Where’s the catch?

by Ramsey Margolis • onemindfulbreath.org.nz/ramsey-margolis

Someone who felt the need for a meditation practice recently got in touch with One Mindful Breath and, after taking part in a Monday evening online meditation session, the two of us had a good chat over a couple of long blacks in a cafe in Ngaio.

‘I’ve had a look through your website and its great,’ he told me. ‘Just what I’m looking for. So good I went through it all again looking for the catch. There has to be a catch, I thought. But I couldn’t find it. So where is the catch?’

That’s not such a silly question, and it’s one that a lot of people may well be pondering. After all, when I looked at how many people have expressed an interest in One Mindful Breath, it became clear that few engage with us, and even fewer go on to develop a regular meditation practise of their own. 

Empty chairs in a row

For the statistically-minded, here are some numbers. More than eight hundred people have joined our Meetup group, but I don’t believe we’ve actually met more than 40 of these. A smidgen under three hundred get our monthly newsletter, of whom perhaps 60 percent read it, and while we’ve probably met most of them somewhere between 25 to 35 people turn up to our Wednesday evening sessions, study groups and daylong retreats from time to time. Lastly, at any one Wednesday evening session we get between 8 and 15 people, depending on the weather and what else is going on in people’s lives.

So is there a catch? Yes, I think there is, and wonder if perhaps this could be it: of the four elements of the Buddha’s teachings that have been identified as uniquely his, i.e. not found in other Indian religious traditions of the time as well, one is the emphasis on becoming autonomous of others in our practice. Stephen Batchelor presents this proposition here:

‘[A] phrase you find in the early texts quite a lot: the person who has entered into the path has become independent of others in the Buddha’s teachings. And yet today so often we find this emphasis on finding a teacher, becoming devoted to the teacher, somehow almost surrendering your autonomy in order – as in the Tibetan schools would say – to receive the blessings of the lama or the guru, which to me is totally alien to the originality of what the Buddha first presented.’

Vice and immorality - Jim Champion

As well as not having gurus, for secular Buddhists there are no ten commandments, or 613 commandments, or five, eight or ten precepts, or 227 rules (for men) and 311 rules (for women). Rather than guide our behaviour with a legalistic set of ethics, we suggest to people that they develop an understanding of causality in which all phenomena arise in dependence with other phenomena: ‘if this exists, that exists; if this ceases to exist, that also ceases to exist’. 

From this way of looking at things a kind of ethics known as situational ethics arises, and to fully get to grips with this we put in time developing a mindfulness practice in which we:

- embrace the difficulties and unavoidable aspects of the human condition
- let go of the dictates of reactivity
- stop, and experience the calm and clarity of spaciousness, and
- act, cultivating creative engagement as a way of being in the world.

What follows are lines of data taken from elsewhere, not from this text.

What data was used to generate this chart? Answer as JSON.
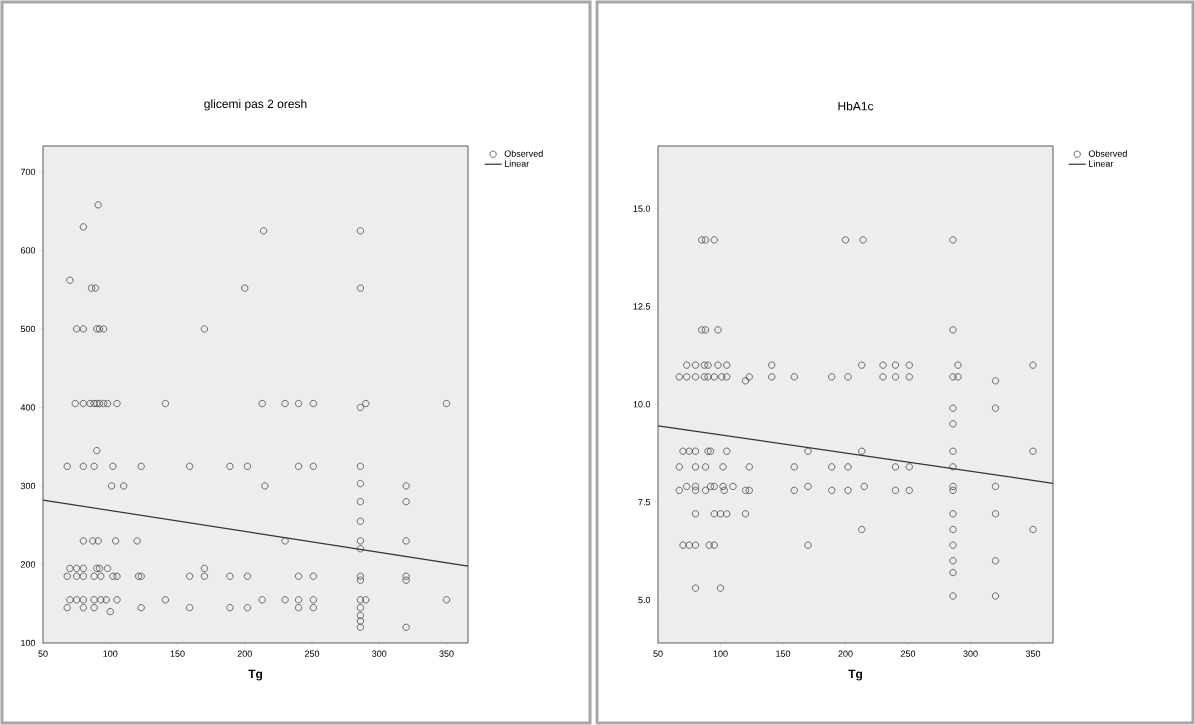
{
  "chart_data": [
    {
      "type": "scatter",
      "title": "glicemi pas 2 oresh",
      "xlabel": "Tg",
      "xlim": [
        50,
        366
      ],
      "ylim": [
        100,
        733
      ],
      "xticks": [
        50,
        100,
        150,
        200,
        250,
        300,
        350
      ],
      "yticks": [
        100,
        200,
        300,
        400,
        500,
        600,
        700
      ],
      "legend": "top right",
      "series": [
        {
          "name": "Observed",
          "marker": "circle",
          "color": "#333333",
          "x": [
            70,
            80,
            91,
            214,
            286,
            286,
            200,
            86,
            89,
            75,
            80,
            90,
            92,
            95,
            170,
            74,
            80,
            85,
            88,
            90,
            92,
            95,
            98,
            105,
            141,
            213,
            230,
            240,
            251,
            286,
            290,
            350,
            90,
            68,
            80,
            88,
            102,
            123,
            159,
            189,
            202,
            240,
            251,
            286,
            101,
            110,
            215,
            286,
            320,
            286,
            320,
            286,
            80,
            87,
            91,
            104,
            120,
            230,
            286,
            320,
            286,
            70,
            75,
            80,
            90,
            92,
            98,
            170,
            68,
            75,
            80,
            88,
            93,
            102,
            105,
            121,
            123,
            159,
            170,
            189,
            202,
            240,
            251,
            286,
            320,
            286,
            320,
            70,
            75,
            80,
            88,
            93,
            97,
            105,
            141,
            213,
            230,
            240,
            251,
            286,
            290,
            350,
            68,
            80,
            88,
            123,
            159,
            189,
            202,
            240,
            251,
            286,
            100,
            286,
            286,
            286,
            320
          ],
          "values": [
            562,
            630,
            658,
            625,
            625,
            552,
            552,
            552,
            552,
            500,
            500,
            500,
            500,
            500,
            500,
            405,
            405,
            405,
            405,
            405,
            405,
            405,
            405,
            405,
            405,
            405,
            405,
            405,
            405,
            400,
            405,
            405,
            345,
            325,
            325,
            325,
            325,
            325,
            325,
            325,
            325,
            325,
            325,
            325,
            300,
            300,
            300,
            303,
            300,
            280,
            280,
            255,
            230,
            230,
            230,
            230,
            230,
            230,
            230,
            230,
            220,
            195,
            195,
            195,
            195,
            195,
            195,
            195,
            185,
            185,
            185,
            185,
            185,
            185,
            185,
            185,
            185,
            185,
            185,
            185,
            185,
            185,
            185,
            185,
            185,
            180,
            180,
            155,
            155,
            155,
            155,
            155,
            155,
            155,
            155,
            155,
            155,
            155,
            155,
            155,
            155,
            155,
            145,
            145,
            145,
            145,
            145,
            145,
            145,
            145,
            145,
            145,
            140,
            135,
            128,
            120,
            120
          ]
        },
        {
          "name": "Linear",
          "type": "line",
          "marker": "none",
          "line_style": "solid",
          "color": "#333333",
          "x": [
            50,
            366
          ],
          "values": [
            282,
            198
          ]
        }
      ]
    },
    {
      "type": "scatter",
      "title": "HbA1c",
      "xlabel": "Tg",
      "xlim": [
        50,
        366
      ],
      "ylim": [
        3.9,
        16.6
      ],
      "xticks": [
        50,
        100,
        150,
        200,
        250,
        300,
        350
      ],
      "yticks": [
        {
          "value": 5,
          "label": "5.0"
        },
        {
          "value": 7.5,
          "label": "7.5"
        },
        {
          "value": 10,
          "label": "10.0"
        },
        {
          "value": 12.5,
          "label": "12.5"
        },
        {
          "value": 15,
          "label": "15.0"
        }
      ],
      "legend": "top right",
      "series": [
        {
          "name": "Observed",
          "marker": "circle",
          "color": "#333333",
          "x": [
            85,
            88,
            95,
            200,
            214,
            286,
            85,
            88,
            98,
            286,
            73,
            80,
            87,
            90,
            98,
            105,
            141,
            213,
            230,
            240,
            251,
            290,
            350,
            67,
            73,
            80,
            87,
            90,
            95,
            101,
            105,
            120,
            123,
            141,
            159,
            189,
            202,
            230,
            240,
            251,
            286,
            290,
            320,
            286,
            320,
            286,
            70,
            75,
            80,
            90,
            92,
            105,
            170,
            213,
            286,
            350,
            67,
            80,
            88,
            102,
            123,
            159,
            189,
            202,
            240,
            251,
            286,
            73,
            80,
            92,
            95,
            102,
            110,
            170,
            215,
            286,
            320,
            67,
            80,
            88,
            103,
            120,
            123,
            159,
            189,
            202,
            240,
            251,
            286,
            80,
            95,
            100,
            105,
            120,
            286,
            320,
            213,
            286,
            350,
            70,
            75,
            80,
            91,
            95,
            170,
            286,
            286,
            320,
            286,
            80,
            100,
            286,
            320
          ],
          "values": [
            14.2,
            14.2,
            14.2,
            14.2,
            14.2,
            14.2,
            11.9,
            11.9,
            11.9,
            11.9,
            11.0,
            11.0,
            11.0,
            11.0,
            11.0,
            11.0,
            11.0,
            11.0,
            11.0,
            11.0,
            11.0,
            11.0,
            11.0,
            10.7,
            10.7,
            10.7,
            10.7,
            10.7,
            10.7,
            10.7,
            10.7,
            10.6,
            10.7,
            10.7,
            10.7,
            10.7,
            10.7,
            10.7,
            10.7,
            10.7,
            10.7,
            10.7,
            10.6,
            9.9,
            9.9,
            9.5,
            8.8,
            8.8,
            8.8,
            8.8,
            8.8,
            8.8,
            8.8,
            8.8,
            8.8,
            8.8,
            8.4,
            8.4,
            8.4,
            8.4,
            8.4,
            8.4,
            8.4,
            8.4,
            8.4,
            8.4,
            8.4,
            7.9,
            7.9,
            7.9,
            7.9,
            7.9,
            7.9,
            7.9,
            7.9,
            7.9,
            7.9,
            7.8,
            7.8,
            7.8,
            7.8,
            7.8,
            7.8,
            7.8,
            7.8,
            7.8,
            7.8,
            7.8,
            7.8,
            7.2,
            7.2,
            7.2,
            7.2,
            7.2,
            7.2,
            7.2,
            6.8,
            6.8,
            6.8,
            6.4,
            6.4,
            6.4,
            6.4,
            6.4,
            6.4,
            6.4,
            6.0,
            6.0,
            5.7,
            5.3,
            5.3,
            5.1,
            5.1
          ]
        },
        {
          "name": "Linear",
          "type": "line",
          "marker": "none",
          "line_style": "solid",
          "color": "#333333",
          "x": [
            50,
            366
          ],
          "values": [
            9.45,
            7.98
          ]
        }
      ]
    }
  ]
}
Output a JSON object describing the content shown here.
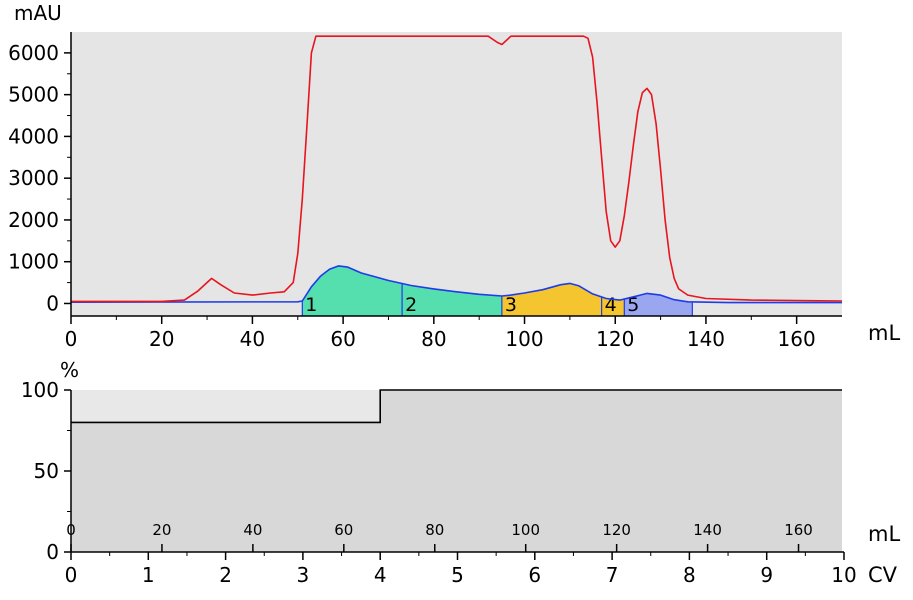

Being autonomous of others and not having a guru at whose feet to sit and in whose presence to bask means we are not relying on some kind of authority to tell us what to do. For many people this is actually really hard to accept, it’s not what they want. It means that we take responsibility for our actions, how we relate to our thoughts, and our feelings. And that we don’t just read books about meditation but actually do the hard yards: practise it.

Could this be the catch he was on the lookout for?